My dad, my mom, my sister, Corky, Alena, her mom and her brother all came in after I was all sewed up (I tore) and covered up and Natalie was doing Mara's stats.  I was drinking orange juice in the bed and not really paying attention to what anyone else was doing.  I was a little spacey from the trauma of the past 23 hours.  Suddenly I heard a great shout and everyone looked at me.  

"...What?" I asked, unsure of what I'd missed.

"8 pounds 14 ounces!" Someone exclaimed.

My eyes widened and I bent my arms, flexing my muscles.  Everyone cracked up.
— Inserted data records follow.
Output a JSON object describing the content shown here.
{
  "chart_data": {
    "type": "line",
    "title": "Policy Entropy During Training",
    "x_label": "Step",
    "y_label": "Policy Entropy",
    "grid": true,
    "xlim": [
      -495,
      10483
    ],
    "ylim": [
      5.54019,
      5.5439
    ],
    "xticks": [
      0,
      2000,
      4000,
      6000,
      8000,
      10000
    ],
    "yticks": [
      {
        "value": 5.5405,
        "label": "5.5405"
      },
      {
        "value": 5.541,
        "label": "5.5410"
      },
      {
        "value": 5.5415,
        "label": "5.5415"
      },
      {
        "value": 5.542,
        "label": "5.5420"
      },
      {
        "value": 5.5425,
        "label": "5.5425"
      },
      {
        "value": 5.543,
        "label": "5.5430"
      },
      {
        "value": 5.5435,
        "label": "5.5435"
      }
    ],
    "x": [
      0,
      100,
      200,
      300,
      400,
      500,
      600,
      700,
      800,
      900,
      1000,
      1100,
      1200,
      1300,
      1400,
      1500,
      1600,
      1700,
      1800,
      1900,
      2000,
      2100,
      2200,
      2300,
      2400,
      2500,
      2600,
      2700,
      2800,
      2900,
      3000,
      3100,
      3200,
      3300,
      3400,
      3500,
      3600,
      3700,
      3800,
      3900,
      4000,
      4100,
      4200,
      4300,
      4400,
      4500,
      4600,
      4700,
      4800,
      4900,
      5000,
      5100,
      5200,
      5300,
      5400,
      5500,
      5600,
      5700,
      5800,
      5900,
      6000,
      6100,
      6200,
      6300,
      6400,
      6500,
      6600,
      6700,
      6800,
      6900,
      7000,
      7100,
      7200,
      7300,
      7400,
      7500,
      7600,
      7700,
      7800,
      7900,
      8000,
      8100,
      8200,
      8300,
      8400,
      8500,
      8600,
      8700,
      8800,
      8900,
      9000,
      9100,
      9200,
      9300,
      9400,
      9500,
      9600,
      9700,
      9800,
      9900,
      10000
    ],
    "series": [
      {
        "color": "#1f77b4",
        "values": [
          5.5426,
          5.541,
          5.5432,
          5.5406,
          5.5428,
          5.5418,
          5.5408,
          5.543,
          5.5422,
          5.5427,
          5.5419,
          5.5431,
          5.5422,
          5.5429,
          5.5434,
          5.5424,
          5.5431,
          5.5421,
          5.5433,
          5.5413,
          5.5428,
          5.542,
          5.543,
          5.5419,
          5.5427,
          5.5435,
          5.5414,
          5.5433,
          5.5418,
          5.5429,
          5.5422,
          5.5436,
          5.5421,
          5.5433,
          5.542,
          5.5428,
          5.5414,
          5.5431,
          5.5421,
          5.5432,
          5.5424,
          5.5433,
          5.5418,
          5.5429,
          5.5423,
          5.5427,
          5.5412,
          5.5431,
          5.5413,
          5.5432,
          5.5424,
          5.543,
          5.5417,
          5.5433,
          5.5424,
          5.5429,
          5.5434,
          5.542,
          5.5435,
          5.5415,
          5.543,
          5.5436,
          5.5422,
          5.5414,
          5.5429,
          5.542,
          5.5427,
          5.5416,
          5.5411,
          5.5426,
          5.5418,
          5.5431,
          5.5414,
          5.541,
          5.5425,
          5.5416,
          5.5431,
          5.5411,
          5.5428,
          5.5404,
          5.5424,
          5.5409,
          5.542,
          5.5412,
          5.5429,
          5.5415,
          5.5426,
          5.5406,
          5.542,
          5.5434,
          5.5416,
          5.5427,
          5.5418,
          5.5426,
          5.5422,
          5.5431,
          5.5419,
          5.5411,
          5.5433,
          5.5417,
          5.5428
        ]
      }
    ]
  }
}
They took Mara off to get an IV in her hand so she could have antibiotics too.  Corky went with her.  We stayed in the hospital until Tuesday night (November 25th) and have been home and doing fine ever since. :)






1 comment:

  1. Oh my God, she is absolutely perfect. That's insane that your water broke on your due date, and you got to make it home for Thanksgiving! I can't stop looking at her pictures. She is so beautiful, and all that hair! Almost 9lbs, that's wonderful! Congrats mama.
    I'm getting induced this coming up Saturday if my body doesn't do it by itself before then. I'm so happy for you!